A couple of ideas and thoughts for you to consider for the future.
Borrow the Idea – perhaps I spent too long in Asia, but this would be a great idea to “borrow” for your own web application. I find myself wondering why some mobile app doesn’t have a matching web app when I’m sitting 2 feet away from my laptop trying to peek away at some tiny mobile keyboard. There are plenty of open source QR mobile code bases to pick from and my guess is their footprint is relatively small.

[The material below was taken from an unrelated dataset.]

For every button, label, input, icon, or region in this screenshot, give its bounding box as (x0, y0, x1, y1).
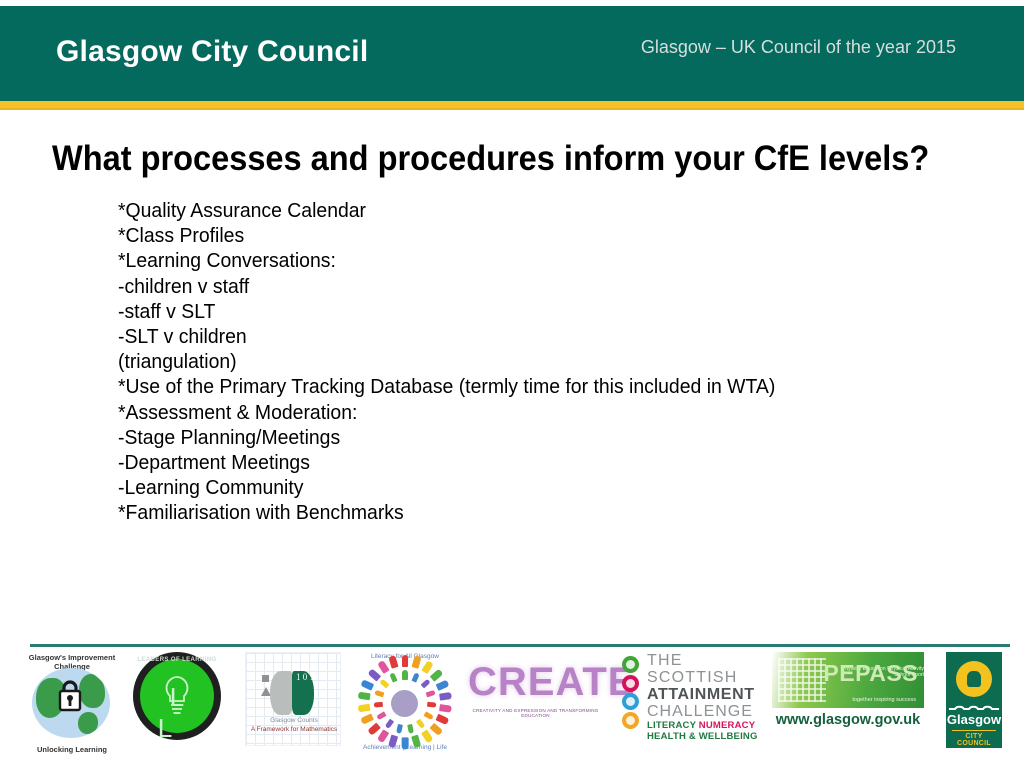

Mobile Secured Internet Application – most of these secured apps don’t use much data, so why not simply run all of them via my mobile device all the time. I can confirm I have my physical phone by scanning a unique QR code to fire the session up, how much more security do you need. We’re likely to see more of this pairing due to the unique nature of a telephone number and physical device. This would eliminate the unsteady reliance we have now with Google and Facebook single sign on concerns.
Mobile Secured Internet Service – telcos wander about upset they’re stuck selling generic pipes. Well, why not sell a more secured pipe. I’d happily pay my mobile operator another $10 a month if they could offer a security authentication service that eliminated most of the current hassle of authentication and worked with the top applications. Bonus if all the information was encrypted as well.
While WhatsApp developers simply got creative to solve their unique problem, their solution has opened up some new ideas (for me at least) about the potential of further linking my phone, phone number and me towards better security.